RIASSUNTO
Abstract
It is increasingly important that decision makers for large capital projects (including development and decommissioning project phases) evaluate all project alternatives to determine the optimal final project configuration. The decision making process must take into account several important aspects including the long-term environmental impact or benefit of various project alternatives. Determination of the optimal project alternative often has long-term cost implications. In recent years, several innovative tools have been developed to streamline and optimize the decision making process. One of those is the use of the Net Environmental Benefit Analysis (NEBA) to determine the environmentally superior project alternative.

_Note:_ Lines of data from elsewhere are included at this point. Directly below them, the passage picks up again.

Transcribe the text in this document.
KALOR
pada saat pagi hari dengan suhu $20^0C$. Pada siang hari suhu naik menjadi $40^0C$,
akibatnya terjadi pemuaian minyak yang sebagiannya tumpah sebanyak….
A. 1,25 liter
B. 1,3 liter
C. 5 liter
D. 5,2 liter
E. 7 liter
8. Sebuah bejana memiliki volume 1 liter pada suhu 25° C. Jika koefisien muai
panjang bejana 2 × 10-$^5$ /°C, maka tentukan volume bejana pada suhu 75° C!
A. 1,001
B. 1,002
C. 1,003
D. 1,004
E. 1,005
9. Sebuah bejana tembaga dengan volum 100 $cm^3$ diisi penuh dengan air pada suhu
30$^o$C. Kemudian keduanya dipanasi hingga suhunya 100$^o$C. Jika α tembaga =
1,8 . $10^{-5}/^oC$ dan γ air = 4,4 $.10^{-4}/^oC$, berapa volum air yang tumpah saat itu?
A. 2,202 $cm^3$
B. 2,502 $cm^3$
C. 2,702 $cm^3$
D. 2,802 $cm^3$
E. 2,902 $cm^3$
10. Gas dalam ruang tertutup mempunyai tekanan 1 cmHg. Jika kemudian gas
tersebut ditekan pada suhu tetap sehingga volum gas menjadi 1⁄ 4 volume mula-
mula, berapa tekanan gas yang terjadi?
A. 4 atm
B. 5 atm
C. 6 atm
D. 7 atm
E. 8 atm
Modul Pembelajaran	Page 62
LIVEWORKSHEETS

Here we utilized an innovative approach to the NEBA process by developing a semi-quantitative model that provides a relative ranking of project alternatives based on the expected environmental benefit. Our use of NEBA includes evaluation of initial project impact, impact recovery rate, and final (i.e., post-recovery) benefit level for each considered project alternative. The NEBA tool utilizes a streamlined approach designed to rely on a consensus scoring approach to various project attributes. The results of the model provide a relative ranking of project alternatives based on their net environmental benefit and irrespective of project cost or other considerations. In this respect, our approach provides a "pure" environmental vision of the project. As a consensus approach it is ideal for use in workshop formats with stakeholders and regulators avoiding lengthy iterations to determine a project outcome.
Our case study is made to rank five different project alternatives for offshore platform jacket decommissioning following evaluation of ten environmental aspects. Specific environmental aspects considered include the physical and chemical quality of air, water, and sediments at the project location. The ecology of marine fish, benthic organisms, mammals, and seabirds are also considered as are impacts to fisheries, coastal and terrestrial ecology. We bounded impact recovery rates to 100 years and evaluated five different recovery slope factors in the NEBA model. Following application of scoring and specific weighting factors to each environmental aspect, a quantitative NEBA score was developed for each project alternative evaluated. The result of our NEBA approach was a quantitative ranking of project alternatives in the context of the environmental benefit of each approach.
Our approach provided a comprehensive evaluation of project alternatives and returned a clear environmentally superior project alternative. The results of this approach provide project development decision makers with a cost effective and efficient tool to make defensible decisions to choose the most appropriate project alternative.